The “sun’ of God

Christmas wasn’t always the momentous occasion that it is in our time.

WAG Weekly comes to you early this week – and next – so our beloved Waggers can enjoy the holidays safely with their loved ones. Dec. 25, a Friday this year, marks, of course, the birth of Jesus, whom Christians worship as the son of God. But Christmas wasn’t always the momentous occasion that it is in our time.

There are really two Christmases – the secular holiday that everyone savors to some extent and that we really need a little of in our Covid year.

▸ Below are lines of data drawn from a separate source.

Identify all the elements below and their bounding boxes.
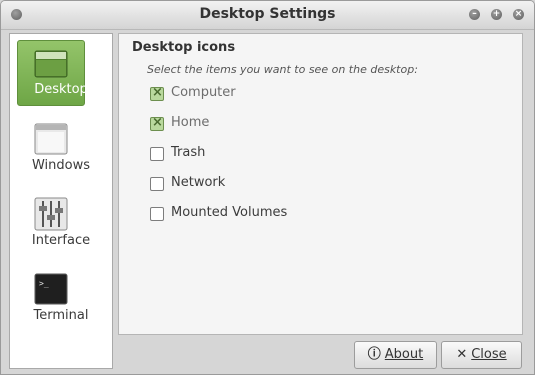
window-title: Desktop Settings — [199, 6, 336, 22]
terminal-icon: >_ — [34, 273, 68, 305]
close-icon[interactable]: × — [513, 9, 524, 20]
settings-window: Desktop Settings – + × Desktop Windows I… — [0, 0, 535, 375]
checkbox-unchecked[interactable] — [150, 147, 164, 161]
sidebar-item-label: Desktop — [34, 82, 88, 97]
sidebar-item-terminal[interactable]: >_ Terminal — [10, 262, 112, 332]
minimize-icon[interactable]: – — [469, 9, 480, 20]
windows-icon — [34, 123, 68, 155]
close-button[interactable]: ✕ Close — [441, 341, 522, 369]
checkbox-unchecked[interactable] — [150, 177, 164, 191]
section-title: Desktop icons — [132, 40, 236, 55]
about-button-label: About — [384, 347, 424, 362]
interface-icon — [34, 197, 68, 231]
sidebar-item-desktop[interactable]: Desktop — [10, 34, 112, 106]
section-hint: Select the items you want to see on the … — [147, 63, 418, 76]
checkbox-checked[interactable] — [150, 85, 164, 101]
sidebar-item-label: Terminal — [33, 308, 89, 323]
close-button-label: Close — [471, 347, 507, 362]
checkbox-checked[interactable] — [150, 115, 164, 131]
sidebar-item-label: Interface — [31, 233, 91, 248]
checkbox-label: Home — [171, 115, 210, 130]
svg-text:>_: >_ — [39, 279, 49, 288]
about-button[interactable]: ⓘ About — [354, 341, 437, 369]
maximize-icon[interactable]: + — [491, 9, 502, 20]
checkbox-label: Mounted Volumes — [171, 205, 288, 220]
info-icon: ⓘ — [367, 347, 381, 362]
checkbox-label: Trash — [171, 145, 206, 160]
checkbox-label: Network — [171, 175, 226, 190]
close-x-icon: ✕ — [456, 347, 468, 362]
desktop-icons-panel: Desktop icons Select the items you want … — [118, 33, 523, 335]
sidebar-item-windows[interactable]: Windows — [10, 112, 112, 182]
title-bar[interactable]: Desktop Settings – + × — [1, 1, 534, 30]
sidebar-item-label: Windows — [31, 158, 91, 173]
sidebar: Desktop Windows Interface >_ Terminal — [9, 33, 113, 369]
sidebar-item-interface[interactable]: Interface — [10, 187, 112, 257]
checkbox-unchecked[interactable] — [150, 207, 164, 221]
checkbox-label: Computer — [171, 85, 236, 100]
desktop-icon — [34, 50, 68, 78]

That holiday – with its trees, Santa Clauses, “Nutcrackers,” “Messiahs,” Scrooges, shopping frenzy, parties, decorations and seemingly endless soundtrack of carols and other songs – owes itself to such 19th-century luminaries as Tarrytown’s Washington Irving, Charles Dickens and Prince Albert.

But the religious Christmas that celebrates Baby Jesus – that’s a little trickier. The early Christians did not commemorate birthdays nor did they mark the Roman winter solstice, Dec. 25, which they considered to be a pagan occasion. Some thought Jesus to be born in the spring and, at any rate, viewed his revelation to the world on the Epiphany, Jan. 6, as the key date.

Nonetheless, Christmas was celebrated on Dec. 25 as early as 336 in Rome. Later that century, the brilliant theologian St. Augustine connected the Nativity-winter solstice dots for us:

“Hence it is that he was born on the day which is the shortest in our earthly reckoning and from which subsequent days begin to increase in length. He, therefore, who bent low and lifted us up, chose the shortest day, yet the one whence light begins to increase.”[

Interestingly, Christians remember the nativity of John the Baptist, Jesus’ cousin and the prophet who immediately precedes him, on June 24, which would’ve been the Roman summer solstice, after which the days get shorter. Or as John himself observes in the Christian Gospels, “he must increase but I must decrease.”

Light and dark: We have had too much of one this year and not enough of the other. But as we explore in December WAG’s opening essay, the darkness gives shape to the light. May the light touch and fill everyone this season. And may you and all you love have a very Merry Christmas.